Rules, Regs, and Safety
There are two primary safety regulations at the field. Those are weapon muzzle energy, and eye protection. Full seal, ANSI Z87.1-rated eye protection is required. Non full-seal goggles are not allowed because bbs can sneak in from the sides, and shooting glasses (shooters) are not allowed because – aside from not being full seal – they are not always rated to a high enough ballistics rating to stop an airsoft bb.
Weapon muzzle energy is restricted to 1.85 Joules (J). Most airsoft players understand weapon energy limitations in terms of a velocity with a specific weight bb. This is really a layman’s way of creating an energy restriction in Joules. During morning prep, every player must chronograph their gun. They are given a few field-supplied 0.25g bbs to chrono with, so no one can cheat chrono. They must then shoot through the chrono three times, averaging below 400fps. For new players who do not know to use heavier bbs, this translates to 445fps w/.20s. Once chronoed, players may then use any weight bb for play, as it does not affect muzzle energy. (Note: It is a common misconception that velocity limits are imposed to limit velocity. They are there to limit energy. The actual velocity is irrelevant. It is the energy that a bb impacts with that matters).
A yearly sniper certification is offered for the few players who wish to act as dedicated snipers. Sniper certified players must demonstrate that they have the ability to accurately judge distance, among other things. With a sniper certification, a player is allowed to use a Ghillie suit and may increase their muzzle energy to 3.5J (550fps with .25s). Concequently, they are issued a 25 yard minimum-engagement distance (MED). This ensures the bb has slowed to a safe speed by the time it hits the target. Sniper certifications are not handed out lightly and are only for the most serious players with the utmost understanding of safety.
An unenforced safety-kill rule exists at the field. This states that if a player has less than 10ft from their muzzle to an enemy player, they must offer a safety-kill, by yelling “safety kill.” The enemy player may then accept the safety kill to avoid being shot from so close, or may attempt to shoot the player. If the player sees the enemy player turning to shoot, they may fire one to two rounds to the enemy’s center mass. The reason the rule is unenforced is that there are sometime situations where it is not reasonable or practical to offer a safety kill. For example, if you enter a building and find three enemies, you can only safety kill one at a time. This would take too long and you would be shot.
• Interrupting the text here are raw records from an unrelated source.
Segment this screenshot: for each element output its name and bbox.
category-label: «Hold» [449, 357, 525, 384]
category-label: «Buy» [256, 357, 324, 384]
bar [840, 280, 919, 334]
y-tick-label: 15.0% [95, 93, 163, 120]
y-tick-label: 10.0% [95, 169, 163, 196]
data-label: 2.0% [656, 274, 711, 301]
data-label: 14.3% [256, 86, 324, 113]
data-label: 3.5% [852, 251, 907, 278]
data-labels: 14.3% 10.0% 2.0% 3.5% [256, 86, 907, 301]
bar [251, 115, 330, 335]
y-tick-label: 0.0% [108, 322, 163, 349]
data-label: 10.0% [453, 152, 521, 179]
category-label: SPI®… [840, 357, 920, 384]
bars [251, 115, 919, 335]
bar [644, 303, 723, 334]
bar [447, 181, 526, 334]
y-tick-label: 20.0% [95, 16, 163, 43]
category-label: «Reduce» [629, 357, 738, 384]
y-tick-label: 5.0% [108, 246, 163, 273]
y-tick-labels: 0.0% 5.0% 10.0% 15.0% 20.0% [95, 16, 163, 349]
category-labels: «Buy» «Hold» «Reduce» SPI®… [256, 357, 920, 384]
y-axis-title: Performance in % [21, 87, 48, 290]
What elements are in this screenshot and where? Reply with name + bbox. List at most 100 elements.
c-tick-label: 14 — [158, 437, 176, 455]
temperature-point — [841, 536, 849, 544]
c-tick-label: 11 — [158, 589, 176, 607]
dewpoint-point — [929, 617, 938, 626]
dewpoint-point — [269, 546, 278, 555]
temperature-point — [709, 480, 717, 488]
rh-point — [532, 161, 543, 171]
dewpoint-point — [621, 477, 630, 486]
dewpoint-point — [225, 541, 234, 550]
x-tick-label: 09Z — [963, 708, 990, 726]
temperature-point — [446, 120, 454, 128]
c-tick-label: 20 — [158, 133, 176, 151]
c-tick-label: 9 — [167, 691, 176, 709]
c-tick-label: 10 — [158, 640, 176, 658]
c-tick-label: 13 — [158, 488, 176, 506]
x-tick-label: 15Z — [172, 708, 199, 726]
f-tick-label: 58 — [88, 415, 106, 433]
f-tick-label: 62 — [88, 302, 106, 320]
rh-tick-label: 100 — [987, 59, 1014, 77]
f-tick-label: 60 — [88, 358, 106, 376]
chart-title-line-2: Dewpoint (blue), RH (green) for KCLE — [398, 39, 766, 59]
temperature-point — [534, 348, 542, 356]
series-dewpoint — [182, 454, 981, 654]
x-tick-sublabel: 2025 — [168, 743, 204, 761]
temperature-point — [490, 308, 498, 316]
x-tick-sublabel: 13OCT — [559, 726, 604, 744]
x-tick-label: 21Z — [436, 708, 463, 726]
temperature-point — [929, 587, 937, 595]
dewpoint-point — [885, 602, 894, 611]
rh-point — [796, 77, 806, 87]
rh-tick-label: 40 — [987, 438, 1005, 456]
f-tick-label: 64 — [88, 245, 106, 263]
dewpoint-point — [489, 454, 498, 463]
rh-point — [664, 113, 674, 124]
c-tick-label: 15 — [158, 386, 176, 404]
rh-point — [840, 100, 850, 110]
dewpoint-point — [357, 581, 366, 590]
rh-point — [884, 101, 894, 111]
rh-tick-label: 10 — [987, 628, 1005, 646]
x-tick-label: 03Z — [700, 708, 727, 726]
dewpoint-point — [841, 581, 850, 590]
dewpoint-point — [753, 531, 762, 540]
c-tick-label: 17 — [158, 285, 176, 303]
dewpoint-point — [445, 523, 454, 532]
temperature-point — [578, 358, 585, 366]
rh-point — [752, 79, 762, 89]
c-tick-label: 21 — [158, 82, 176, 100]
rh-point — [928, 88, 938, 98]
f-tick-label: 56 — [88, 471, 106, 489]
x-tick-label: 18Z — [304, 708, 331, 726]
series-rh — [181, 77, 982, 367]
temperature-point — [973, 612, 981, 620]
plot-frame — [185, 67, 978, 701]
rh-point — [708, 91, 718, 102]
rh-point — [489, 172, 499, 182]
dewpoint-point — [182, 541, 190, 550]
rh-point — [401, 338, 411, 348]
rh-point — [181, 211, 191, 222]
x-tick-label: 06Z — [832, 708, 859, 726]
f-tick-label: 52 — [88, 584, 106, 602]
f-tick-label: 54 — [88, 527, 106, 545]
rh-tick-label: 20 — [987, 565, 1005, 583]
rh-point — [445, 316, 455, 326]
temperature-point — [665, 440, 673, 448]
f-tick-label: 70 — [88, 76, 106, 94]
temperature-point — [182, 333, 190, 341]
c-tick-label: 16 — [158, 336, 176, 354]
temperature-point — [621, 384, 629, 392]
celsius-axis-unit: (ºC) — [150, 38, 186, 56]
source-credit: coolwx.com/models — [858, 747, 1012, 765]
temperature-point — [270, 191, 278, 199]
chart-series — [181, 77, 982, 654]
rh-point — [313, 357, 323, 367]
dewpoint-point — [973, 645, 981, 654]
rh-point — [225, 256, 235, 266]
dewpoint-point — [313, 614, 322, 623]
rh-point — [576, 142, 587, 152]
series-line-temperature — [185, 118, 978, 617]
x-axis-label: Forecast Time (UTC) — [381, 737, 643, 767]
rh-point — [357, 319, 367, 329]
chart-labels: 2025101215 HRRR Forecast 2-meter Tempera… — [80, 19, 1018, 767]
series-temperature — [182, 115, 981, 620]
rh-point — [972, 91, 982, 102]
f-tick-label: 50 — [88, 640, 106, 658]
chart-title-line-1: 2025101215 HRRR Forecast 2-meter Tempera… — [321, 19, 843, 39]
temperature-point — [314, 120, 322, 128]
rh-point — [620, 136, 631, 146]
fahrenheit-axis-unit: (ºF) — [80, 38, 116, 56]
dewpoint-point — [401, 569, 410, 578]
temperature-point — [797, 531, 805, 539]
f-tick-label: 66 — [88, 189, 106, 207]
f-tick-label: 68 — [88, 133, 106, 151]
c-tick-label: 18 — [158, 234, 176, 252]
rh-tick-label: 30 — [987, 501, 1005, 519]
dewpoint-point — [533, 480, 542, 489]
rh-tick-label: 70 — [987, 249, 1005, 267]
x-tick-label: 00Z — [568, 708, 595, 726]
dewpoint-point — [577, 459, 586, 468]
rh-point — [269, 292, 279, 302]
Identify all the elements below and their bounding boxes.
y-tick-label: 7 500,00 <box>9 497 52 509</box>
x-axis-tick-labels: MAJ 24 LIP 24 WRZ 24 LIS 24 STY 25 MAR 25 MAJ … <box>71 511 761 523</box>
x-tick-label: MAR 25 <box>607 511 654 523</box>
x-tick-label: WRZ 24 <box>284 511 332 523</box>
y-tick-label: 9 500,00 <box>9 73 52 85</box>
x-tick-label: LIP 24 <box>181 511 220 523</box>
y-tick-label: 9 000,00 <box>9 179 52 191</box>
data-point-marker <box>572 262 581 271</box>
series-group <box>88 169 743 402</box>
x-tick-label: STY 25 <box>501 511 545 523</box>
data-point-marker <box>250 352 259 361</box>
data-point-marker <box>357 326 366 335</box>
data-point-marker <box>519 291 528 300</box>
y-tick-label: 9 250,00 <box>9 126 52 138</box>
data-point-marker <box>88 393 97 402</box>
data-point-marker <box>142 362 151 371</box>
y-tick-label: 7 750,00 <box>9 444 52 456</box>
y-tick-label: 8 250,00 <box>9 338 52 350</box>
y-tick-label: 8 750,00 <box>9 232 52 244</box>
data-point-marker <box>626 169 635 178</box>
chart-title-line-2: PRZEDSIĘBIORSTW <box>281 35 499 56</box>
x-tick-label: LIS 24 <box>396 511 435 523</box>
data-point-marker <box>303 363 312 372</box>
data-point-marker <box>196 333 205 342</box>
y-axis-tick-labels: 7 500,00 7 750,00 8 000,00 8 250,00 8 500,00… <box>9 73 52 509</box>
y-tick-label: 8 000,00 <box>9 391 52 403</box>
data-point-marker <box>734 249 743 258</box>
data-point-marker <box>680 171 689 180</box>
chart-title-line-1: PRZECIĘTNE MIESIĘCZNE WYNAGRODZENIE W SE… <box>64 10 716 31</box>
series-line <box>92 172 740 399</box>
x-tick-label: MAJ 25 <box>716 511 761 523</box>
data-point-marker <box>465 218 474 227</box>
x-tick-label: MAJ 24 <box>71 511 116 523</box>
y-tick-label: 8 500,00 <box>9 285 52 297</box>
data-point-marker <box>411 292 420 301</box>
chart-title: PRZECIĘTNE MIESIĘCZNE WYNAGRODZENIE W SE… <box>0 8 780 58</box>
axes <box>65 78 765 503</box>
In this situation you would just shoot each enemy once, center mass.
Feel Good Farm is an excellent airsoft field for both newbie players and experienced airsoft veterans alike. It offers a large range of terrain to play on and offers game types that suit both players who want to complete objectives, and those who want lots of trigger time. The field is a safe place to get into the sport with a responsible and friendly atmosphere. It is not uncommon for players to leave their cars unlocked during a game, as they have no fear of theft. Injuries are extremely rare, save for the obvious bb welts. FGF is a great place to partake in the realistic gun-based combat that is airsoft without the pesky risk of getting hit with 2000 Joules of lead. Why go to war when you may get shot or play Call of Duty when you could have the perfect happy medium. Real combat without the blood, sweat, and tears. Well…less of it anyway.